Reporter: Amailia Putri Hasniawati | Editor: Hendra Gunawan
JAKARTA. Kinerja PT Timah Tbk (TINS) per September 2013 menyusut. Ini dampak masa transisi akibat pemberlakuan beleid anyar terkait ekspor timah yang sudah sesuai prediksi perseroan.
Sekretaris Perusahaan Timah, Agung Nugroho menjelaskan, pihaknya telah melakukan penyesuaian bentuk kerjasama dengan para pembeli dengan menerbitkan force majeure agar sesuai dengan Peraturan Kementerian Perdagangan Nomor 32/2013.
Akibat penyesuaian tersebut, penjualan selama tiga bulan terakhir, khususnya September 2013, merosot. "September ekspor hanya 786 ton, ini terendah dalam beberapa tahun ini," ujar Agung dalam pernyataan resminya.
Sepanjang sembilan bulan pertama tahun ini, volume penjualan logam timah TINS hanya 15.227 metrik ton. Pada periode yang sama tahun lalu, Timah mampu menjual 26.921 metrik ton.
Hal ini kemudian berdampak pada peforma keuangan BUMN timah ini di akhir kuartal III-2013. Penjualan perseroan anjlok dari Rp 6 triliun tahun lalu menjadi Rp 3,89 triliun.
Alhasil, laba bersih pun terpangkas 61.87% menjadi hanya Rp 141,01 miliar. Kendati demikian, manajemen TINS memperkirakan dampak dari beleid ini akan mengerek harga jual timah ke level US$ 25.000 per metrik ton.
Adapun, hingga akhir September, harga rata-rata logam timah dunia di London Metal Exchange (LME) sebesar US$ 22.086 per metrik ton.
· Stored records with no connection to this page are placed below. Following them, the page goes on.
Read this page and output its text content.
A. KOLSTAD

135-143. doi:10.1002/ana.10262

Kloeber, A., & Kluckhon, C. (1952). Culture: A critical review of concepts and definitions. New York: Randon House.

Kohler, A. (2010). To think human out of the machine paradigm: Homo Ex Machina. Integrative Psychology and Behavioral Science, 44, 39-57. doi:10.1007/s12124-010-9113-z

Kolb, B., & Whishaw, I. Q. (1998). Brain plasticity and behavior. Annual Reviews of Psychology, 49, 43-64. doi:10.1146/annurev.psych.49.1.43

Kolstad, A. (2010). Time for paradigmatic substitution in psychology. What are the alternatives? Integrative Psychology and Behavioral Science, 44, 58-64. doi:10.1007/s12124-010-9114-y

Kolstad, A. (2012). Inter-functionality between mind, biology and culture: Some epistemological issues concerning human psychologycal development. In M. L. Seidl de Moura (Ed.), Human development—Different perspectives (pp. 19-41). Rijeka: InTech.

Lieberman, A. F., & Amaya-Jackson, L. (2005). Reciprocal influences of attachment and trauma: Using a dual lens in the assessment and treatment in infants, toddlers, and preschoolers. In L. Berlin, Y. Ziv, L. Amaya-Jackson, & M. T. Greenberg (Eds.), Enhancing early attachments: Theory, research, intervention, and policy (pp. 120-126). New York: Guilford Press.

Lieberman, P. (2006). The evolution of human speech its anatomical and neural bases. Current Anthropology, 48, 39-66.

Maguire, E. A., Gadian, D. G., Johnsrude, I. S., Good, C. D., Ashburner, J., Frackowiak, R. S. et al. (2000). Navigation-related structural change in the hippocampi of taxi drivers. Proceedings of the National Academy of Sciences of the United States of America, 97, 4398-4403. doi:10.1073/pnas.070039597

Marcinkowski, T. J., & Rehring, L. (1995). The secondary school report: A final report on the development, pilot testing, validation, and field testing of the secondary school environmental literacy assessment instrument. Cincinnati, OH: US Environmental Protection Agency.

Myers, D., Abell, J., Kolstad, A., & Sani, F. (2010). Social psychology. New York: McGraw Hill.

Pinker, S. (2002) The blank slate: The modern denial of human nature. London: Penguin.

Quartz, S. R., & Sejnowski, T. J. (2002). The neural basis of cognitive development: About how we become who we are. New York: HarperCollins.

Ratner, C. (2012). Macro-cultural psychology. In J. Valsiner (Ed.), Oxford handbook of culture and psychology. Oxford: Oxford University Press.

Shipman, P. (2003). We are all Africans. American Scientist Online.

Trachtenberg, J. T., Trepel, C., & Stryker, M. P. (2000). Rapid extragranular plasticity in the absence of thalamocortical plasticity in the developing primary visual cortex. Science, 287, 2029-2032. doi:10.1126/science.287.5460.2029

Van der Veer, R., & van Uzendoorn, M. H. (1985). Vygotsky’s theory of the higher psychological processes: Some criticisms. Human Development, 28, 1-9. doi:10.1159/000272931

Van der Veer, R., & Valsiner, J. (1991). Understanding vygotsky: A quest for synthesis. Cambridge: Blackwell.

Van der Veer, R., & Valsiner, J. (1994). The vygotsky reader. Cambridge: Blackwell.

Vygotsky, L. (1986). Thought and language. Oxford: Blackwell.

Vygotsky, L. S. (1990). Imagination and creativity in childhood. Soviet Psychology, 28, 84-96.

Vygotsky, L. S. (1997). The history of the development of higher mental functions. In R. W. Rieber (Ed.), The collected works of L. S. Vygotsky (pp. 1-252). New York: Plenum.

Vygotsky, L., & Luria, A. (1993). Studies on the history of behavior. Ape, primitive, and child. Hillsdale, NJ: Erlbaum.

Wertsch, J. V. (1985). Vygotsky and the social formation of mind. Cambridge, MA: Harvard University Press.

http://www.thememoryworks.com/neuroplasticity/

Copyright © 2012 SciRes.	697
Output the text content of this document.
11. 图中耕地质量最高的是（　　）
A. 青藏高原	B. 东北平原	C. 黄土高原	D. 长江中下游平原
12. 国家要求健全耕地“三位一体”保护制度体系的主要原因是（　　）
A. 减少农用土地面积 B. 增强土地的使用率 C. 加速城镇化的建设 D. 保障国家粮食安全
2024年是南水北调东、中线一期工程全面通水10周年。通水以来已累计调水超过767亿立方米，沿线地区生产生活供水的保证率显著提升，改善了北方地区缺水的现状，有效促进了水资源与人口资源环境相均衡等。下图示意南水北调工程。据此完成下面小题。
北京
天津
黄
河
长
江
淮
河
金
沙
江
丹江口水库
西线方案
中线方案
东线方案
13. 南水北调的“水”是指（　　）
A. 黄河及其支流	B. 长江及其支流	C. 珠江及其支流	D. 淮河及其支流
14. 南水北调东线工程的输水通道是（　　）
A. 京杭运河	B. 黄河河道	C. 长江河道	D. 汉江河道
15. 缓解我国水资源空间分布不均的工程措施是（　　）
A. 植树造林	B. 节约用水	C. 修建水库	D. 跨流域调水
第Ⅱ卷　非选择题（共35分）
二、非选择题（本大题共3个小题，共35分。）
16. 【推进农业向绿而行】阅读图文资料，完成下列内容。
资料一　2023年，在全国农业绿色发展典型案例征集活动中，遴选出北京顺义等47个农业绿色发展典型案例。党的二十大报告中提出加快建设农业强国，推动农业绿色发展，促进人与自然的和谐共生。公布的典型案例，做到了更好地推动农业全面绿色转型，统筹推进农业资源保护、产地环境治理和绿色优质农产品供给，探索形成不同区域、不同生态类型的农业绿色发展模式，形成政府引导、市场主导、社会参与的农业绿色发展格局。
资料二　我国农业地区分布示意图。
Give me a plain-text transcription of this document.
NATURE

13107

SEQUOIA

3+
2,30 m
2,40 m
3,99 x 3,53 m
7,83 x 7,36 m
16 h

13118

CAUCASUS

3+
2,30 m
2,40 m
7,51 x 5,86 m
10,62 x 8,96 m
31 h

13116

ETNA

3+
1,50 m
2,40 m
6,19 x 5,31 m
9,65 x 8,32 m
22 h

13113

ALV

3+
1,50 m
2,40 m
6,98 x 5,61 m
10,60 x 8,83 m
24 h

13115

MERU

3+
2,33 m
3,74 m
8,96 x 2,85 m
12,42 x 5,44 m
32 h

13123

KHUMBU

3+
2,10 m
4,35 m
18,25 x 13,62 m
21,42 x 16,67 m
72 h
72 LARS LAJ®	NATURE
Manajemen TINS memangkas target volume penjualan tahun ini dari 29.000 metrik ton menjadi hanya 27.000 metrik ton.
Seperti diketahui, dalam beleid Permendag baru, pemerintah mewajibkan ekspor timah batangan dilakukan melalui Bursa Komoditi dan Derivatif Berjangka (BKDI). Sehingga, penjual dan pembeli harus menjadi anggota BKDI jika ingin melakukan transaksi.
Berhubung anggota BKDI terbatas, TINS kesulitan menjual produknya secara masif.